Nel mese di luglio del 2023 si è svolto un viaggio missionario di un gruppo adulti che con l’Ami, Amici Mondo Indiviso, è partito per la Tanzania, diretto a Mwanza, sede di missione. Qui il gruppo è stato ospite dello studentato dell’Ami e ha avuto modo di entrare a contatto con una realtà, quella africana, molto diversa e piena di contraddizioni. Ecco il racconto di Sabrina e Alberto.

Sabrina e Alberto: “safari vuol dire viaggio

E poi scopri che safari in swahili vuole dire viaggio… non significa come si pensa solamente “tragitto attraverso la savana con lo scopo di cacciare o di osservare animali in libertà”, ma viaggio in senso lato. Un viaggio profondo che ci ha coinvolto, scosso, meravigliato, emozionato. Parlano sussurrano, gridano le giornate trascorse a Mwanza e dintorni, ospiti dello studentato Tumaini Letu in Tanzania.
L’intuizione di mescolare sapientemente in questo safari emergenze naturalistiche di cui la Tanzania è patria – cominciando dal dolce cullarsi di una barca tra le increspature del lago Vittoria, un vero e proprio mare per dimensioni e funzione sociale – e letteralmente fare un bagno nel dolore di un vero e proprio lager di sofferenza quale il campo ex lebbrosi e malati mentali dove si può toccare con mano fin dove l’indifferenza umana può non aver fine.

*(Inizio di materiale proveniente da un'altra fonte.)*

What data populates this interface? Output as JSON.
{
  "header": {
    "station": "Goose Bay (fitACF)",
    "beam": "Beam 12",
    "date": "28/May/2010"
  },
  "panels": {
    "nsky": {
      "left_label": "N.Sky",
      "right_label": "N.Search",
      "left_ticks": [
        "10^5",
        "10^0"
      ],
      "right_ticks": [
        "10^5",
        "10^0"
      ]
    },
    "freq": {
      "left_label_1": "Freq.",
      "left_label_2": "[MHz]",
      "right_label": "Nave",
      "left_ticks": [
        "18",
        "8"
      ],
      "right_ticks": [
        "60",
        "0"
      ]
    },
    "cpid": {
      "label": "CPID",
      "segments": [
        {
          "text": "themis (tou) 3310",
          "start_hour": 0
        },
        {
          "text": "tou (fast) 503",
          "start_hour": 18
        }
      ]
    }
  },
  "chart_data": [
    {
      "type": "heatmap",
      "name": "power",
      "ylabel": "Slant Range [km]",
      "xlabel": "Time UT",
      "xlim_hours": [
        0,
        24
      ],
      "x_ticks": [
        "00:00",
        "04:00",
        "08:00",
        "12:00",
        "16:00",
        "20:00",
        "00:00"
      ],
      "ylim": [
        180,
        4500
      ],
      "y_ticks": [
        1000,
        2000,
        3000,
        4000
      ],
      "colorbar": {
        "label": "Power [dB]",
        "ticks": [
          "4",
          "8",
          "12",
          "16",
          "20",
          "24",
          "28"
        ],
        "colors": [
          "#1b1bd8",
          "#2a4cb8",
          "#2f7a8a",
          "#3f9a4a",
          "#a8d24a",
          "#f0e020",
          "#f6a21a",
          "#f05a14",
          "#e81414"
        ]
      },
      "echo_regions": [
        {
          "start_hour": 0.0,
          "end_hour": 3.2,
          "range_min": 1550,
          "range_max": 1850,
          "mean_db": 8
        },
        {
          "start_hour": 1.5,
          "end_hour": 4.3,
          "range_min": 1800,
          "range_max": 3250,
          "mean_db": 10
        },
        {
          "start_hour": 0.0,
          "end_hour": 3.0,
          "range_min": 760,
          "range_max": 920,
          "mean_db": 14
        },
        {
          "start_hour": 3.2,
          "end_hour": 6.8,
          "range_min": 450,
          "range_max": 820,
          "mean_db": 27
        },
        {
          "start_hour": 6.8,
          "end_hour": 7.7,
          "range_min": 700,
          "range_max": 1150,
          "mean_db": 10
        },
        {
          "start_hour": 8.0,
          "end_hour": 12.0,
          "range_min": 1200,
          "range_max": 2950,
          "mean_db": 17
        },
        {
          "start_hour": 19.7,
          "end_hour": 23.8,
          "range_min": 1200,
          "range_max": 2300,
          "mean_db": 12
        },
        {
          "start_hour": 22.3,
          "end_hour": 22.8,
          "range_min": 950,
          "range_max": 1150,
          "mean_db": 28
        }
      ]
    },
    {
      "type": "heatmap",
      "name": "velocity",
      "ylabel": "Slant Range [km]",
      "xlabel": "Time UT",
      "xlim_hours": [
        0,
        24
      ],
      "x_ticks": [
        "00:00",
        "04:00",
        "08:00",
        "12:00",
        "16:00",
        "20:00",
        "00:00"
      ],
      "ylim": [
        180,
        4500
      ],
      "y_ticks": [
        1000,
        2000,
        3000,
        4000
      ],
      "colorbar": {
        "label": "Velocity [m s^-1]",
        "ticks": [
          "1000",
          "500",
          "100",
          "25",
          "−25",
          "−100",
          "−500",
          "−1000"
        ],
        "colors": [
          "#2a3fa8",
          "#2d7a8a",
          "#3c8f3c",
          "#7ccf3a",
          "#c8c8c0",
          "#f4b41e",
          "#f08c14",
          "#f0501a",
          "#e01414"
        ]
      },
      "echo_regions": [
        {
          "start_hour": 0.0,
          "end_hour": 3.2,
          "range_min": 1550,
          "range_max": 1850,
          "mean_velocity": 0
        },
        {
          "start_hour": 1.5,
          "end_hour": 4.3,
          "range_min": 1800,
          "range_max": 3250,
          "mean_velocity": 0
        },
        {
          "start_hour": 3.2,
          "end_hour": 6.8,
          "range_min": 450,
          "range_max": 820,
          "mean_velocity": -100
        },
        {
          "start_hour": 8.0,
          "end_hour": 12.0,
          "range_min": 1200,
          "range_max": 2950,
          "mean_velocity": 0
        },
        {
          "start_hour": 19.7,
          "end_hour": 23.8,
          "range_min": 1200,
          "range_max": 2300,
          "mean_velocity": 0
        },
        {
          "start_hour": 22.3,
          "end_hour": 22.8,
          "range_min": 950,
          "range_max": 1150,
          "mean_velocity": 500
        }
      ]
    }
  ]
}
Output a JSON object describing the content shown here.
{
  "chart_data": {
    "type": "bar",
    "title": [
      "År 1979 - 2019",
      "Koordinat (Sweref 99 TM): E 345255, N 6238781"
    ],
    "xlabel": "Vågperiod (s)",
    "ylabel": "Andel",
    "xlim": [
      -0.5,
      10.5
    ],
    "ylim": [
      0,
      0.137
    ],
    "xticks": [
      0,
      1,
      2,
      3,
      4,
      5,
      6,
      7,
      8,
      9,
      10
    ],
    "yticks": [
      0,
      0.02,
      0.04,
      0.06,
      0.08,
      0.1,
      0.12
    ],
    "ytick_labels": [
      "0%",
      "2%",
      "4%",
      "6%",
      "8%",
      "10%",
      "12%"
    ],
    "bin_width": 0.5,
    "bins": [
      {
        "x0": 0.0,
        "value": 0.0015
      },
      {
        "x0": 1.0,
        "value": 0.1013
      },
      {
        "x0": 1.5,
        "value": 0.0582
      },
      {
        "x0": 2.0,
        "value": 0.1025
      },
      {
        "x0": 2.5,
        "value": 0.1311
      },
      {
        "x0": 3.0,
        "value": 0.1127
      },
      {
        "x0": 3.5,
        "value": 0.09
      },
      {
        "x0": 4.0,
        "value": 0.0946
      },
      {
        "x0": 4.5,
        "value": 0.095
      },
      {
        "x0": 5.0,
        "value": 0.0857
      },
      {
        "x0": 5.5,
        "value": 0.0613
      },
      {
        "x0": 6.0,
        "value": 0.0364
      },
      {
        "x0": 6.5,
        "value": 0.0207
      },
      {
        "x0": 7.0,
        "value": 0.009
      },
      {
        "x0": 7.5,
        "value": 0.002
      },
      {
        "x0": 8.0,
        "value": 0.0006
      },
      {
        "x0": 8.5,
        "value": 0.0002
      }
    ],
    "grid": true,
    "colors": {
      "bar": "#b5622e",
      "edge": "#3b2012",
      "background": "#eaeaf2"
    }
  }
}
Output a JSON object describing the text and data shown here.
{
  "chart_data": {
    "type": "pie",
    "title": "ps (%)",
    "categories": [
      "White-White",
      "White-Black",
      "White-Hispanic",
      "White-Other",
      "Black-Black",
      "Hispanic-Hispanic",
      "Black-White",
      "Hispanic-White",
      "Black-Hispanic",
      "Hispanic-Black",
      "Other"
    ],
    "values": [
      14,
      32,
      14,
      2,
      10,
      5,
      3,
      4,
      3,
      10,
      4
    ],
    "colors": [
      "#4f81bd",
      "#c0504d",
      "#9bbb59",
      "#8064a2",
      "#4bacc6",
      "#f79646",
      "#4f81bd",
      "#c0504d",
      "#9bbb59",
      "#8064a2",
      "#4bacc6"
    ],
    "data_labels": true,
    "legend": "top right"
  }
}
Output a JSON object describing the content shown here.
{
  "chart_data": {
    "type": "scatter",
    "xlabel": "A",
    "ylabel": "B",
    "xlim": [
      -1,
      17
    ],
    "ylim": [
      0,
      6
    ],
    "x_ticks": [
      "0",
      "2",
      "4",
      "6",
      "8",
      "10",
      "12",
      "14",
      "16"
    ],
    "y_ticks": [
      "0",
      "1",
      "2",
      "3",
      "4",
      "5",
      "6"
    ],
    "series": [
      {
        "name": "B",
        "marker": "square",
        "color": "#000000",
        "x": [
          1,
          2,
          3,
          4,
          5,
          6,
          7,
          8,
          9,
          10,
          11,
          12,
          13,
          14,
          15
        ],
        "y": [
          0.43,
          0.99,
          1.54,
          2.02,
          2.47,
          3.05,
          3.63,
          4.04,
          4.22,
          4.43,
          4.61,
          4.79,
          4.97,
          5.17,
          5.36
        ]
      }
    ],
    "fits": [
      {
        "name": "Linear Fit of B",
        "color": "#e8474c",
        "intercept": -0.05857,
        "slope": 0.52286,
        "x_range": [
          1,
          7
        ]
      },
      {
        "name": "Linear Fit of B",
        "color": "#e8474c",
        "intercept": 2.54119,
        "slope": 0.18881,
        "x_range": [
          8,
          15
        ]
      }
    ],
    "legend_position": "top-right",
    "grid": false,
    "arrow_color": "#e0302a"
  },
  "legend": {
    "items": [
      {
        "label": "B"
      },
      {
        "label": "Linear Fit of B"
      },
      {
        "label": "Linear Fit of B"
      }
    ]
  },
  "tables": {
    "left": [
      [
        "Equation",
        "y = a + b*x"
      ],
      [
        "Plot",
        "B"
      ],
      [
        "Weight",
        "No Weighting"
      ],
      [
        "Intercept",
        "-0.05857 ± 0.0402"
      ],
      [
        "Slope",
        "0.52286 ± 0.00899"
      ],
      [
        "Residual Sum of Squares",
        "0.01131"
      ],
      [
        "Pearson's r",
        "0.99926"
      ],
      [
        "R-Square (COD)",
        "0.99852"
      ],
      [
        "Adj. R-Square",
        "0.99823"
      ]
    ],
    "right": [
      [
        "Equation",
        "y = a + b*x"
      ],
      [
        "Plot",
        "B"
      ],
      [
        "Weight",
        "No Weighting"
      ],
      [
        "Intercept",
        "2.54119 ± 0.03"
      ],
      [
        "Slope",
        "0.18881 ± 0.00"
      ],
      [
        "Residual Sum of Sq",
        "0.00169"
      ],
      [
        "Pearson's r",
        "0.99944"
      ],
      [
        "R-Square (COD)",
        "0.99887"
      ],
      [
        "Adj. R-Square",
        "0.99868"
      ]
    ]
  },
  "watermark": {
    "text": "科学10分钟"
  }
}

Le meraviglie del paesaggio tanzaniano

Jeeppare attraverso le piste sconnesse e polverose del Parco Serengeti – infinito e selvaggio territorio – dove l’uomo per un attimo può scendere dal vertice evolutivo in cui si è posto e tornare a ristabilire rapporti ed equilibri atavici e ancestrali ormai perduti. Gustare una colazione condividendo gli stessi orizzonti con zebre, antilopi, bufali come facessero parte del giardino di casa poi, di colpo, scontrarsi con il muro, il confino di recinzioni di reclusioni forzate dei giovani albini tanzaniani costretti a vivere sorvegliati e protetti da guardie per fuggire alla superstizione che li vuole creature “magiche” capaci, se sacrificate, di guarire da malattie inguaribili. Perdersi nel sobbalzare del pulmino a valutare le capacità di equilibrismo delle rocce vulcaniche che sfidando la gravità e che punteggiano il paesaggio tanzaniano sovrastando minacciose casupole, capanne, mercatini fatiscenti dove capisci che la sopravvivenza ha la forma ed il sapore di quattro patate o pannocchie abbrustolite, buste di anacardi, scarpe spaiate e tozzetti di canna da zucchero da succhiare e sputare. Le stesse rocce levigate da un tempo paziente e infinito che non ha forza e misura umana e che trovando il loro culmine sul balcone naturale di Jiwe Kuu il quale, con una vista da apnea, ci regala l’estensione e la caoticità della città di Mwanza.

La riflessione su un’umanità senza scrupoli

Passeggiare all’alba sul bagnasciuga dell’Oceano Indiano confondendo le grida dei pescatori con le urla di chi, fatto schiavo, quella costa l’ha dovuta lasciare forzatamente, aggrappandosi fino allo stremo a quella sabbia che, come la libertà, gli scivolava tra le dita impalpabile.
E, come ultimo gesto, provare ad afferrare una conchiglia dalla quale riascoltare il mare e il rumore di casa una volta lontani. E il pensiero di «cosa siamo stati capaci di fare» ti schiaccia, ti scuote e ti fa sentire colpevole e complice di un’umanità senza scrupoli. Poi, l’umanità ti stupisce e si manifesta nelle figure e nella forza dei missionari di Ami. Capisci il valore di quella mano protesa al contatto senza preclusioni o timori, mani che toccano ferite, che asciugano guance rigate da lacrime che donano conforto in un abbraccio. Mani che prendono le nostre e con forza e semplicità ci hanno accompagnato in questo inatteso “safari”.